Я невольно проникаюсь симпатией к этому незнакомому человеку. У него такая уверенность в каждом движении, а к тому же еще и теплый, ясный взгляд, какой бывает у легкомысленных баловней судьбы. И едва я услышал его неожиданное приветствие, как меня осенило: вот кому ты можешь довериться! В течение одной секунды к этой мысли присоединилась целая цепочка других — в такие напряженные мгновения мозг работает с поразительной быстротой. Он вольный человек, рассуждал я, сам себе господин, сам пережил что-то в этом роде, он помог шурину Ференца, он охотно помогает любому, почему бы ему не помочь и мне? Не успел я перевести дух, как весь этот каскад молниеносных размышлений вылился в окончательное решение. Собравшись с духом, я делаю шаг навстречу Балинкаи.
— Извини меня, — начинаю я, сам удивляясь своему непринужденному тону, — ты не смог бы уделить мне минут пять?
Он озадаченно смотрит на меня, потом широко улыбается:
— С удовольствием, дорогой Гоф… Гоф…
— Гофмиллер, — подсказываю я.
— Весь к твоим услугам. Чтобы у меня да не нашлось времени для товарища! Пойдем в ресторан или поднимемся ко мне в номер?
— Лучше к тебе, если ничего не имеешь против. Больше пяти минут я тебя не задержу.
— Да сколько угодно, старина. Все равно драндулет не починят раньше чем через полчаса. Только у меня не очень уютно. Хозяин всякий раз предлагает мне шикарный номер на первом этаже, но я из сентиментальности всегда беру свой старый, где я когда-то… впрочем, не стоит об этом.
Мы поднимаемся наверх. В самом деле, для такого богача комната чересчур скромна. Ни шкафа, ни кресла, только кровать и два жалких соломенных стула. Вынув золотой портсигар, Балинкаи предлагает мне сигарету и, к моему величайшему облегчению, прямо приступает к делу:
— Итак, дорогой Гофмиллер, чем могу служить?
«Только покороче», — думаю я про себя и говорю без обиняков:
— Мне нужен твой совет, Балинкаи. Я хочу уволиться и уехать из Австрии. У тебя не найдется для меня чего-нибудь подходящего?
Лицо Балинкаи становится серьезным и сосредоточенным. Он отбрасывает сигарету.
— Чепуха! Такой парень, как ты, и вдруг!.. Что это взбрело тебе в голову?
Но мною внезапно овладевает упрямство. Мгновенно принятое решение становится бесповоротным.
— Дорогой Балинкаи, — говорю я не допускающим возражений тоном, — сделай одолжение, не расспрашивай меня. Каждый знает, чего он хочет и что он должен. Со стороны этого не понять. Короче, мне необходимо сейчас подвести черту.
Балинкаи испытующе смотрит на меня. Видимо, он понял, что мне не до шуток.

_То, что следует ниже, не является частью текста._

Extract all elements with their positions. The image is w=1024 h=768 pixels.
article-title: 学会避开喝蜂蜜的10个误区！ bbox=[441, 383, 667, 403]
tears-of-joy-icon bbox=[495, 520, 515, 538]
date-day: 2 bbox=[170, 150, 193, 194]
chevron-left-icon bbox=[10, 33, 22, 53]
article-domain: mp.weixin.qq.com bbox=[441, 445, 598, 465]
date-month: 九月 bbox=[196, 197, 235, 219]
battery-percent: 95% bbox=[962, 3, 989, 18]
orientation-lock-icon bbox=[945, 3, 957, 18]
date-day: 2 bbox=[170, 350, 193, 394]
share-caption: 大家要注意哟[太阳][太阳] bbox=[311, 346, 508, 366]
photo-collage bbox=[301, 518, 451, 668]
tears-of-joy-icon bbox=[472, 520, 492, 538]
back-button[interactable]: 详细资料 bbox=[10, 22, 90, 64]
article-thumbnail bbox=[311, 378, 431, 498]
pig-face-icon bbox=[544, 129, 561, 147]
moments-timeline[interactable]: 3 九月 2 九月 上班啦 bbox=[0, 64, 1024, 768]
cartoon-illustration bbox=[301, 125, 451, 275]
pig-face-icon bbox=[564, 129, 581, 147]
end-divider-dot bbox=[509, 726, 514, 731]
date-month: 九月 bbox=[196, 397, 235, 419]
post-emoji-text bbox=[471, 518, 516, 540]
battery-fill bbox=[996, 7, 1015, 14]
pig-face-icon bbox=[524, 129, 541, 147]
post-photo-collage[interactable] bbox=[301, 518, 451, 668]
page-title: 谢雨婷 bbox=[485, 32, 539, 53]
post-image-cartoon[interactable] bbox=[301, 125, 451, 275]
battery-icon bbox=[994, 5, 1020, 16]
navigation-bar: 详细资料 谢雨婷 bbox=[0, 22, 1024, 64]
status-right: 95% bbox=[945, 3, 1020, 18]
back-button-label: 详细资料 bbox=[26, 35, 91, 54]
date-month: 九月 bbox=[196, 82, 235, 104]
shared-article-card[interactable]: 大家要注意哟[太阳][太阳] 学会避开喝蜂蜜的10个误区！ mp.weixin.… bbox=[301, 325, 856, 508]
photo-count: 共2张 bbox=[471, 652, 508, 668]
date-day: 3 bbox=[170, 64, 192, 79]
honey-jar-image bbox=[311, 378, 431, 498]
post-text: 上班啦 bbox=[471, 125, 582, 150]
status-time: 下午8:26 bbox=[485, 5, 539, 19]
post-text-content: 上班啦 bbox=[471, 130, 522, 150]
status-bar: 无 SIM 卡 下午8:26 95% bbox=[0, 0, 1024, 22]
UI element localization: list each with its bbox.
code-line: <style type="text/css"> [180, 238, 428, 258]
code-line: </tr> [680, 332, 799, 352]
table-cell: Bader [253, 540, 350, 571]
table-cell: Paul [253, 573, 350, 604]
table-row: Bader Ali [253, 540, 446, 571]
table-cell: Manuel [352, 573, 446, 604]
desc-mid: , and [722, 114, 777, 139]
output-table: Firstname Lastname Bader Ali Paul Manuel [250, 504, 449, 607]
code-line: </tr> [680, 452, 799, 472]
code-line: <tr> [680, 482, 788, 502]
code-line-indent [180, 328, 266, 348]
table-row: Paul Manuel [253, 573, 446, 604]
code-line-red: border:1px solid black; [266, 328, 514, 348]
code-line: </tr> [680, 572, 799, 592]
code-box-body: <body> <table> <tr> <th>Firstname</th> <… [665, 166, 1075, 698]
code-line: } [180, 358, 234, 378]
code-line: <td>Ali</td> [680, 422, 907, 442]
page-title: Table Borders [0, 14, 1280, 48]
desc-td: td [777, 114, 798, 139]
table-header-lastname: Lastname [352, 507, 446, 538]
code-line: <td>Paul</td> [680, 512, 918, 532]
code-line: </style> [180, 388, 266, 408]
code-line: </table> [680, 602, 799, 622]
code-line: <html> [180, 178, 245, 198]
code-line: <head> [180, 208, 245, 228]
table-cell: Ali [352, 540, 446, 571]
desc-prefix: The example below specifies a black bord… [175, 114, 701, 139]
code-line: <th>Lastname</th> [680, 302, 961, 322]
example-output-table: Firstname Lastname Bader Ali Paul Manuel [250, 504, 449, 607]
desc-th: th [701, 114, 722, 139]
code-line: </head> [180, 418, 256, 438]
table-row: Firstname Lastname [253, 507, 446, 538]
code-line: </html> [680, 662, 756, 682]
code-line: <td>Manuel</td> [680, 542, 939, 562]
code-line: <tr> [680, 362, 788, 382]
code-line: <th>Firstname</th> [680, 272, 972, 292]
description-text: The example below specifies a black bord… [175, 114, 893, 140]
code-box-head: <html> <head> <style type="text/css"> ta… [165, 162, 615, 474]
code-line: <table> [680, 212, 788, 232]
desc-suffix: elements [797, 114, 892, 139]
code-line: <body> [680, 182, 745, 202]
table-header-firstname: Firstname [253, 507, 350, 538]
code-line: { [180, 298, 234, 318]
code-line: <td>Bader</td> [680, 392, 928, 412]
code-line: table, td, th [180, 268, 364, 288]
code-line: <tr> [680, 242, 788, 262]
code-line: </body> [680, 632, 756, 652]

— Не хочу вмешиваться и твои дела, Гофмиллер, но, поверь мне, ты делаешь глупость. Ты не знаешь, на что идешь. Ведь тебе сейчас двадцать пять — двадцать шесть, недолго и до обер-лейтенанта, а это уже кое-что. Здесь у тебя есть чин и ты что-то собой представляешь. Но как только ты захочешь начать все сначала, последний прохвост, самый паршивый лавочник будет иметь перед тобой преимущество уже потому, что он не таскает за собой, как ранец на спине, наши нелепые предрассудки. Поверь мне, когда наш брат снимает мундир, он уже не тот, кем был раньше, и я прошу тебя только об одном: не очень-то надейся, что тебе повезет так же, как когда-то повезло мне. Это был счастливый случай, такой выпадает один на тысячу. Даже подумать страшно, что стало с теми, к кому Господь Бог не был так милостив, как ко мне.